Marcum likely out until All-Star break
With favorable schedule, Jays could go with four-man rotation
TORONTO -- Shaun Marcum's right elbow injury isn't serious enough to require surgery, but it's still going to likely keep the Blue Jays' pitcher sidelined for at least three more weeks.
On Tuesday, Toronto general manager J.P. Ricciardi indicated that the club plans on being extra cautious with Marcum's recovery, meaning the right-hander will probably make his comeback at the start of the season's second half.
"I think Marcum will be back right after the All-Star break," Ricciardi said. "We'll be able to pencil him in maybe as the fifth starter. If he can come a little sooner, that'd be great, but we're not going to push him."
Marcum, who has been one of the Jays' most consistent starters this season, was placed on the 15-day disabled list on Saturday and is eligible to be activated on July 4. Marcum's return is going to require more time than that, considering he's only beginning a throwing program on Saturday.

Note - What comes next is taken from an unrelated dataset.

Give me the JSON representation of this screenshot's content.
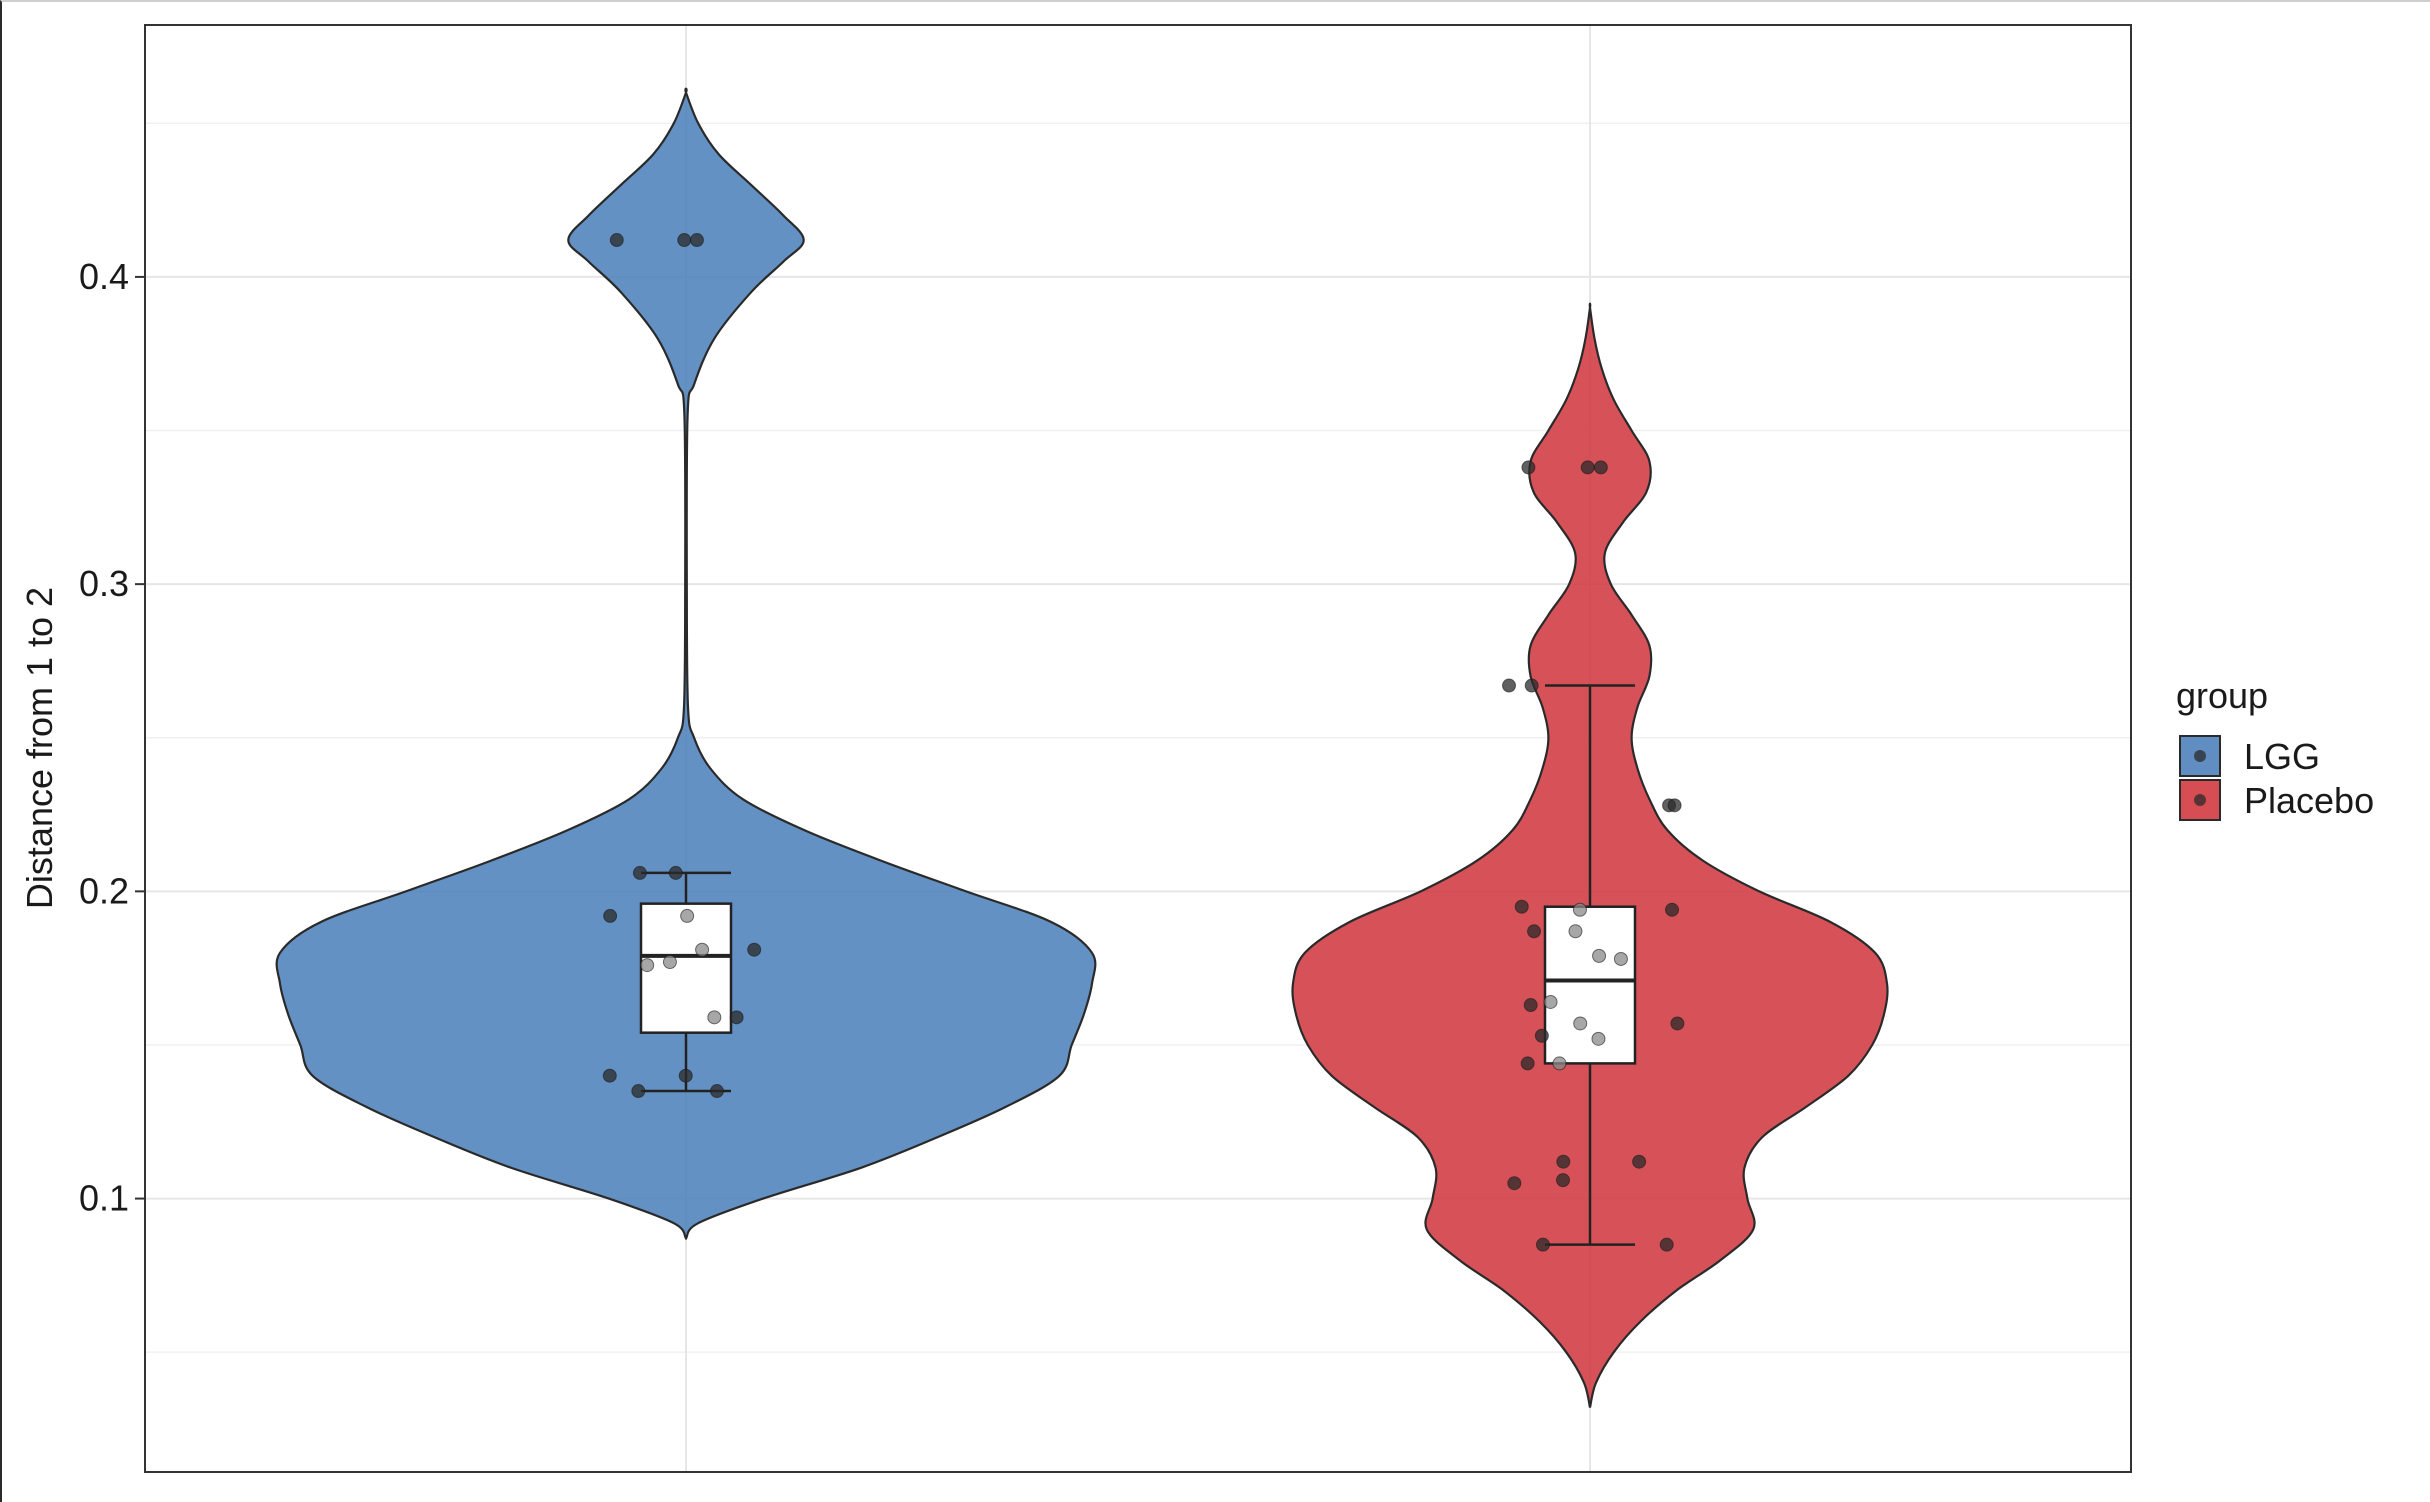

Fortunately for Toronto, the team's schedule includes off-days on July 3 and July 7, allowing the team to mainly stick to using four starters. The Jays will need a starter for Saturday's game against the Braves, but a fifth starter won't be needed again until July 12.

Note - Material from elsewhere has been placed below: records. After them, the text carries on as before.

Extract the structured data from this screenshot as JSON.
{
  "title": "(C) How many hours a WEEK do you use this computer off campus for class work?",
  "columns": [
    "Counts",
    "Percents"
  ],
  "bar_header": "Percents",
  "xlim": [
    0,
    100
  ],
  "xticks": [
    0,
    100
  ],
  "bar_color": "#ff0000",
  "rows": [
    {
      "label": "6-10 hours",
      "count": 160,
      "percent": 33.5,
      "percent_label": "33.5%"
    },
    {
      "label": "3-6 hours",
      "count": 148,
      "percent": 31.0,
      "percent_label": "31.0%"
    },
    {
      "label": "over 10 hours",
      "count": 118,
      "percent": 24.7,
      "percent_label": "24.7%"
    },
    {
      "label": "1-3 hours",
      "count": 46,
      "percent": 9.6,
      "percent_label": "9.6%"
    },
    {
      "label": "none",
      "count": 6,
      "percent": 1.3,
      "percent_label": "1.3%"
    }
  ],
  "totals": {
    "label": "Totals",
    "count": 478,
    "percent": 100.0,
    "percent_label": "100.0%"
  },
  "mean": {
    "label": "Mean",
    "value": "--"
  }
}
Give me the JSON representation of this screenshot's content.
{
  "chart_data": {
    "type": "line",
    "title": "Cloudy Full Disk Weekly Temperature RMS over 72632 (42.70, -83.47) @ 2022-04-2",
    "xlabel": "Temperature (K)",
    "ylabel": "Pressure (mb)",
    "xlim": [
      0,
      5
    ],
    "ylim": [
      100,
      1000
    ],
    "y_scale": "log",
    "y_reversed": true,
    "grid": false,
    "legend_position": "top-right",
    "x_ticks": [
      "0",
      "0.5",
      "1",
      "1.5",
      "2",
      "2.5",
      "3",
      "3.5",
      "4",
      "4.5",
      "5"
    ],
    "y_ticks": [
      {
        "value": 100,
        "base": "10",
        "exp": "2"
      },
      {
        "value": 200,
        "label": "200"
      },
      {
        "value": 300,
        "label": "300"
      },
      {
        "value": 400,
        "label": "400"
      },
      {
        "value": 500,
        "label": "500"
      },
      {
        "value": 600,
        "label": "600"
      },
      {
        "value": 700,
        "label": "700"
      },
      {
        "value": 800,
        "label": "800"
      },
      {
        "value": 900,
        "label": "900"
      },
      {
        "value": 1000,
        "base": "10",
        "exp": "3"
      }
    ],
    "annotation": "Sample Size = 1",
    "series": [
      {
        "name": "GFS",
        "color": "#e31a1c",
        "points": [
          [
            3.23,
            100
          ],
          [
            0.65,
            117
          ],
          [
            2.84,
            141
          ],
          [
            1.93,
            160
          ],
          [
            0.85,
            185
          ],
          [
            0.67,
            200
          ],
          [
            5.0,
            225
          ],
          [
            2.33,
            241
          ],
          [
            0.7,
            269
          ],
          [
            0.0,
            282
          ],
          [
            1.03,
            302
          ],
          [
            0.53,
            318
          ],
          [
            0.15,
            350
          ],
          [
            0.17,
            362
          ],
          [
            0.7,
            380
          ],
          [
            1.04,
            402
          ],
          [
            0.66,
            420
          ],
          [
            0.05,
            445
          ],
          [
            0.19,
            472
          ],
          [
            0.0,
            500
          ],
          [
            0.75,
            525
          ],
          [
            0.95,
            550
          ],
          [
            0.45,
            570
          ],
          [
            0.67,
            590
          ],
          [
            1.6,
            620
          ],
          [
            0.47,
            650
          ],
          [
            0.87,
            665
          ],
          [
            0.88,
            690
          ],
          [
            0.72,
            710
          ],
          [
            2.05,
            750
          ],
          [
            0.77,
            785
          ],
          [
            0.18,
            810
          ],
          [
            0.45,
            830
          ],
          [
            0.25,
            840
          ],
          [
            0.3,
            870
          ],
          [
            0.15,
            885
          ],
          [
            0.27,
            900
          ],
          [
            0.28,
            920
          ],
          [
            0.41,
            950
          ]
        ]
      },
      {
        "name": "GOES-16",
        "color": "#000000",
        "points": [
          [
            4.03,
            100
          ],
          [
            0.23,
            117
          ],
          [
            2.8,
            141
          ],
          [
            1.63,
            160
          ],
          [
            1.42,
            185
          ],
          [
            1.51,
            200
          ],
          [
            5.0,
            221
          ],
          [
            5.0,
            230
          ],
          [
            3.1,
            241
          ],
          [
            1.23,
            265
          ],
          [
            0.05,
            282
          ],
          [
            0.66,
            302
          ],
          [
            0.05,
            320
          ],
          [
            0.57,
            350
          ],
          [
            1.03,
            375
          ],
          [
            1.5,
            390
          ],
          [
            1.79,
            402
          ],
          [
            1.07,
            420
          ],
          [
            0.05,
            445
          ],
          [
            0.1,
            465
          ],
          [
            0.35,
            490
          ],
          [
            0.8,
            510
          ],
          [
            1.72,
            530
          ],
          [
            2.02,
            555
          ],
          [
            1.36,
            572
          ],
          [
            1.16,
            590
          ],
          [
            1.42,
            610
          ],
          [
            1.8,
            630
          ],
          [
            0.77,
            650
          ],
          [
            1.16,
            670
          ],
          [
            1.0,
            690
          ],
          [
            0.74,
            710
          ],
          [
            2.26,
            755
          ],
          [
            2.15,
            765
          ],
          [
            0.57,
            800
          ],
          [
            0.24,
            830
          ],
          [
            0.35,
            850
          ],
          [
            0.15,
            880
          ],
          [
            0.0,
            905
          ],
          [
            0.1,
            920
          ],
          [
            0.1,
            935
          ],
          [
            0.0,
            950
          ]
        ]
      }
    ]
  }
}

"We can keep everybody on turn," Ricciardi said. "Everybody will make their starts. We'll bring up one guy to make a start on Saturday and then we'll go from there. The nice thing is with the off-days, we can keep the rotation in turn."
Toronto hasn't announced who will get the call for Saturday's start, but Ricciardi said the "front-runner" for that promotion is left-hander John Parrish. In 15 games, including 11 starts, at Triple-A Syracuse, Parrish is 10-1 with a 2.74 ERA and 90 strikeouts in 82 innings.
Marcum, who ranks first among American League starters with a .198 opponents' batting average and third with a 2.65 ERA, has been dealing with minor pain in his right elbow for the past couple weeks. On Monday, Marcum was examined by renowned arm specialist Dr. James Andrews in Birmingham, Ala.
Andrews confirmed what Toronto's medical staff had already determined, that Marcum was suffering from strained ligaments around his elbow and forearm, noting that surgery wasn't necessary.
"That was really good news," Ricciardi said.
Jordan Bastian is a reporter for MLB.com. This story was not subject to the approval of Major League Baseball or its clubs.